It was not until 1934 that a new phase actually began with the works of the Austrian geographer Hans Bobek, who went beyond the stage of mere itineraries and systematically tackled the great problems of physical geography (especially glacial morphology, the evolution of landscapes in the Quaternary, and regional bio-climatic classification, in which his contribution was crucial; a chronological list of his publications in Ehlers, 1980, pp. 521-22). This led him to start research on human geography. After World War II, when Bobek was continuing his work and presented a first and valuable synthesis of the cultural geography of the country (1962), German geographers (Scharlau, 1958 onwards; cf. Ehlers, 1980, p. 558), French geographers (Planhol, 1958 onwards; see Ehlers, 1980, p. 553; Dresch, 1959 onwards, partly with Derruau and Péguy; Ehlers, 1980, p. 528), Italian (Castiglioni, 1960), and British scholars (Clarke, 1963, 1969), in their turn undertook advanced research in Persia. Their work proceeded actively, with scholars of all origins, during the next quarter of the century. There subsequently appeared, together with numerous detailed works, important regional or urban monographs (Planhol, 1964; English, 1966; Kopp, 1973; Bazin, 1973, 1980; Bonine, 1975; Seger, 1978; etc.). After several partial contributions of this type (1971, 1975, etc.), Ehlers produced an exemplary synthesis about the country (1980), with a well-nigh exhaustive bibliography of 53 pages, which for the first time met the needs of modern scientific geography. Meanwhile, the collaborative volume edited by W. B. Fisher et al. in 1968 (Camb. Hist. Iran I) in 1968 was somewhat hastily organized and uneven in content.

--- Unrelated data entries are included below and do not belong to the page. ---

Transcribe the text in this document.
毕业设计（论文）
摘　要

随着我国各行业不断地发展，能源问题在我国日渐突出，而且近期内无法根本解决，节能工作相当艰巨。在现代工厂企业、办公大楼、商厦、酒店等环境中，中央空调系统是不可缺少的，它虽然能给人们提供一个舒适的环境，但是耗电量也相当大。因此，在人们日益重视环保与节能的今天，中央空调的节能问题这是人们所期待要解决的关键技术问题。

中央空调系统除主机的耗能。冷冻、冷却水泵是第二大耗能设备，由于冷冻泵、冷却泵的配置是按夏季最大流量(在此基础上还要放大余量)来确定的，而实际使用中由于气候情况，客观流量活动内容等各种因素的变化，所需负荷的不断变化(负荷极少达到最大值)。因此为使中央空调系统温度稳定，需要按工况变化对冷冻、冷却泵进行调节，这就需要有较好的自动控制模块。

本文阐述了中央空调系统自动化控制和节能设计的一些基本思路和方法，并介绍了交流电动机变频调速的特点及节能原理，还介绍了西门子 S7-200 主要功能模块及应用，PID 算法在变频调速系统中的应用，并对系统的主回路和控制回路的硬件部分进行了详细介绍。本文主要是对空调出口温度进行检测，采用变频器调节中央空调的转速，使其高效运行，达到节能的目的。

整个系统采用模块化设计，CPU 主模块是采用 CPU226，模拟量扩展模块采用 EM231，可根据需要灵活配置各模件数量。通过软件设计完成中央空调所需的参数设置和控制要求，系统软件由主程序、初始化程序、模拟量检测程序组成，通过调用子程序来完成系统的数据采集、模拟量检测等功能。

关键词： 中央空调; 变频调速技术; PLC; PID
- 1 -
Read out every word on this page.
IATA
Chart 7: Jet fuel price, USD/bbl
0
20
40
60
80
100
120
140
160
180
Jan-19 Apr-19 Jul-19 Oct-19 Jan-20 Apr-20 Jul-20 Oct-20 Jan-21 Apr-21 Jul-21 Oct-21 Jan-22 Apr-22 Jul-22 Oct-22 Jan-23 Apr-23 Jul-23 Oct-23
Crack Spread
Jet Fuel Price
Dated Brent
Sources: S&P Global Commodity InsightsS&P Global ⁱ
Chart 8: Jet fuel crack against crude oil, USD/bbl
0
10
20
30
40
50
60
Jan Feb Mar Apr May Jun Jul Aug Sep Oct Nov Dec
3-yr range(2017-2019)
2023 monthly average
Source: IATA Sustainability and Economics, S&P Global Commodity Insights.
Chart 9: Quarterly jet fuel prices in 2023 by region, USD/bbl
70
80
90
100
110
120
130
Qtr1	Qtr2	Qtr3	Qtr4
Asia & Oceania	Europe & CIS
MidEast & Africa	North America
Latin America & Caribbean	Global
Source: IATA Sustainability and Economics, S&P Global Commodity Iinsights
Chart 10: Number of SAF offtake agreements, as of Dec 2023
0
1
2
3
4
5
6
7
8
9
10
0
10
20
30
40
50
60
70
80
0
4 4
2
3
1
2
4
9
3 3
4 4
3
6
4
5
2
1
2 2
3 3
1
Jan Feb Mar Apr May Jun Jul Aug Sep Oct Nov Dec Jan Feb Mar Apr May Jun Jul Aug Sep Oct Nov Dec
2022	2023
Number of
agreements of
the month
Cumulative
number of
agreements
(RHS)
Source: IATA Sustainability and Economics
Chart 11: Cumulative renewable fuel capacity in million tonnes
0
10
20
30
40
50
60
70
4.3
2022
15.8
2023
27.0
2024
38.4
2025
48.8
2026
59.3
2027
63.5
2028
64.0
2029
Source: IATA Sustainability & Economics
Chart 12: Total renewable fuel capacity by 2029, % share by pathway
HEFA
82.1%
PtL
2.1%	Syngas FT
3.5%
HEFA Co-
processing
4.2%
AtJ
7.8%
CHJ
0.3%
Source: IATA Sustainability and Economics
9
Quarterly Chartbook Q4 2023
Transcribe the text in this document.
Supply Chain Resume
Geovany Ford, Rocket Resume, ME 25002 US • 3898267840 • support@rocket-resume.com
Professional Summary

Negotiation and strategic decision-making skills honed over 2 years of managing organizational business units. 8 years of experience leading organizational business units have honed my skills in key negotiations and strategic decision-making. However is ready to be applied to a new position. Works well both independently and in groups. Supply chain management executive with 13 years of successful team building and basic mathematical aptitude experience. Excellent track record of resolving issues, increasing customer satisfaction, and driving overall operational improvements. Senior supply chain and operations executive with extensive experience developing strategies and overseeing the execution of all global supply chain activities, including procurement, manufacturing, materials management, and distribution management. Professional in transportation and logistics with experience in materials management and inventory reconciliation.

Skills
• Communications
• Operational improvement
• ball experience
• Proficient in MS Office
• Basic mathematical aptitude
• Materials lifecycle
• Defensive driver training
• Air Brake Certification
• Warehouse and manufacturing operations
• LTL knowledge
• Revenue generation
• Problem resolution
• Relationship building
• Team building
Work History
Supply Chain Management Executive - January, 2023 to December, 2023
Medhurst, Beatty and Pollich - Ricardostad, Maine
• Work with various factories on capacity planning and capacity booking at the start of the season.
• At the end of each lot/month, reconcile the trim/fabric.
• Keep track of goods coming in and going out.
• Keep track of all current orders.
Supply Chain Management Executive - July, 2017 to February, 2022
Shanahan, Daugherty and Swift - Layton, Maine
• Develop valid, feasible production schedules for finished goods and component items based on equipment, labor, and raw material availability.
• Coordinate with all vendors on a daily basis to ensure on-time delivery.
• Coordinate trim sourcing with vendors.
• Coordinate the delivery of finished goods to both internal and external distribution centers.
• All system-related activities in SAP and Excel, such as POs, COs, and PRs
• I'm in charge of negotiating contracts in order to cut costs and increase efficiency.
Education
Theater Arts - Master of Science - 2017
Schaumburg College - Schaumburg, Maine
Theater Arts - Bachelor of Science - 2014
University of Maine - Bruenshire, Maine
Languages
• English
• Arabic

The 1979 revolution put an end to Western research in the country for a long time. There has recently, however, been a revival manifested in the cooperation of French and Persian social scientists in producing the country’s first thematic atlas (Hourcade et al., 1998). Throughout this period, the Tübinger Atlas des Vorderen Orients (Tübingen, from 1977-) continued publishing numerous analytical maps that are fundamental for the geography of Persia, while a brief synthesis of cultural and political geography also appeared (Planhol, 1993, pp. 479-591).

From the mid-20th century, a modern and purely Persian geographical school was also founded (Ganjī), marked by the establishment, in 1956-58 at the University of Tehran, of a Center for Research on Arid Zones, under the impetus of Bobek and other European scholars who were working in Persia at the time. This center was soon transformed into an Institute of Geography, the first in the country. In 1973, the first Congress of Iranian Geographers was held in Tehran. Young scholars who had studied at European universities presented valuable works as their theses (Sahami, 1965; Momeni, 1976; Pour-Fickoui, 1978; Papoli-Yazdi, 1991). After several abortive attempts, a geographical review of academic and scientific value, Taḥqīqāt-e joḡrāfīāʾī, edited by M.-Ḥ. Pāpolī Yazdī, began to appear regularly in Mašhad from 1985 onwards. At the same time, a major cartographic work, the Aṭlās-e mellī-e Īrān, was begun by the Sāzmān-e naqša-bardārī-e kešvar (Tehran, 1369 Š.-/1990- ), and numerous school and university manuals inspired by modern geography and often directly adapted from western publications became widespread among the intellectual classes of the country.

Development of geographical knowledge about Afghanistan. Afghanistan did not appear as a particular geographical entity within the Iranian world until the emergence of Afghan tribes on the international political scene in the 18th century. Even this development long remained tentative, especially due to the extension of Afghan power towards the Indus basin until the early 19th century. The first general description provided by Mountstuart Elphinstone (q.v.; 1815, 1838) only dealt with “the kingdom of Caubul” with “its Dependencies in Persia, Tartary and India,” although the title did include “a view of the Afghan nation.” Carl Ritter, in his monumental work, was not yet aware of the unity of Afghanistan, at a time when Herat was still a bone of contention between Persia and Afghanistan. The country was thus split in two, the eastern part (“the mountainous system of the Hindu Kush, Kabulistan and Kafiristan”) being included in volume VII (pp. 196-320) dealing with “the transition of eastern Asia with western Asia,” while the entire western part of the country, including Qandahār, was incorporated within the Iranian world (vol. VIII, 1838-40). The first Anglo-Afghan war in 1839-42 made Western scholars aware of the individuality of the country. In 1842, there thus appeared in Paris the first description of the country, with the subtitle “theater of war,” bearing the author’s name (Perrin), a work which was in essence merely a slightly updated translation of Elphinstone’s book. In fact, the concept still took a long time to establish itself in terminology. It eventually did during the second Anglo-Afghan war (1878-80) and the Russian advance into lower Central Asia, making this country a major issue of world politics. Within this perspective of “military geography” there thus appeared an overall description in which Afghanistan was associated with the Turkmenian countries (Roskoschny, 1885). But at the same time, Afghanistan was treated as an entirely separate entity in the universal geography of Elisée Reclus (pp. 25-107), and never ceased being so in similar publications.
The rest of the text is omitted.